Marc Goldwein, the head of policy at the Committee for a Responsible Federal Budget, agreed — not with adding more debt, but with extending the duration of government borrowing and locking in low rates for the longer term. “Refinancing may shake market confidence and wipe out some of the gains,” he tweeted. “But we issue or roll over tons of debt every week - I agree with you, I can’t think of a good reason all that debt shouldn’t be in 30 year bonds [at the moment].”

Weissmann’s piece echoes other calls this week for the U.S. government to take advantage of historically low borrowing costs to ramp up spending on investments that both Democrats and Republicans deem necessary, with infrastructure being the prime example. “With the U.S. government able to borrow at a near-record low 2.15% for 30 years, it sure would seem like an opportune time to address the 47,000 structurally deficient bridges across the country,” Bloomberg’s Brian Chappatta wrote Tuesday, before rates fell even further. “The bond markets aren’t demanding fiscal profligacy. All they’re suggesting is a modest loosening of the purse strings, with money directed toward projects that benefit the overall economy.”
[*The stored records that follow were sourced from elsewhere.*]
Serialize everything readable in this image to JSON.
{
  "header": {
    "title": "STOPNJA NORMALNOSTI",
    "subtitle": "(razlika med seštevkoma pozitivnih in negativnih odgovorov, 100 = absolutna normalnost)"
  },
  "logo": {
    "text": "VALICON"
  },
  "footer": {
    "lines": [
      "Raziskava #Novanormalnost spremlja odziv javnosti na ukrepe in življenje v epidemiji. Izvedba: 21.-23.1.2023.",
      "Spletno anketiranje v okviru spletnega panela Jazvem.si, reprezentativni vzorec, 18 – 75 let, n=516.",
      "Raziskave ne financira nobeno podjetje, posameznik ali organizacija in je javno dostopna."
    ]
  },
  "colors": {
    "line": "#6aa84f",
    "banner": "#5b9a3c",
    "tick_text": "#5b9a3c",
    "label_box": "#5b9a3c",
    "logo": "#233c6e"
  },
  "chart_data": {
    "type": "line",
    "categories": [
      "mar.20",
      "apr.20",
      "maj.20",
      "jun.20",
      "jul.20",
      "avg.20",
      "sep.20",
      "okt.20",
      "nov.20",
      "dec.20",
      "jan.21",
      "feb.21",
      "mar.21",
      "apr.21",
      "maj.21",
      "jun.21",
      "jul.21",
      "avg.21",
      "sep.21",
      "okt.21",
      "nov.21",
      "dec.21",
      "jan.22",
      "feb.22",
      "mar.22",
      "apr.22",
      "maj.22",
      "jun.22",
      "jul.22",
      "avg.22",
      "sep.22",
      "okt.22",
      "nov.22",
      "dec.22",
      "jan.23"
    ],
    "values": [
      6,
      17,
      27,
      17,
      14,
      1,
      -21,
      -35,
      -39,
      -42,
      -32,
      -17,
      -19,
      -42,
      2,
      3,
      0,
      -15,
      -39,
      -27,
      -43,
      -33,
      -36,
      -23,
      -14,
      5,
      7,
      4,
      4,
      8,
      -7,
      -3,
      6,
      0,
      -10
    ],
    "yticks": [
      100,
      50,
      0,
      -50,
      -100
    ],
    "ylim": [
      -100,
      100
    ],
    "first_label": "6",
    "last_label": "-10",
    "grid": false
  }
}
In a recent analysis of the current economic environment, William Gale of the Brookings Institution said that while low interest rates are not a “get out of jail free” card as far as the country’s fiscal situation is concerned, more federal investment is warranted, even if it increases the deficit. "We need more infrastructure, research and development, and human capital … I conclude that it would be preferable – based on fiscal and economic growth considerations – to fund these projects with taxes rather than deficits. But, if given the choice between deficit-financed investments and no investments, policymakers should choose the former."

Neither an infrastructure plan nor a climate change fund is likely to happen anytime soon, though, as Weissmann readily acknowledges. But the failure to “borrow gobs of cash in order to fix the country, bolster the economy, and save the planet,” he argues, is “criminally negligent.”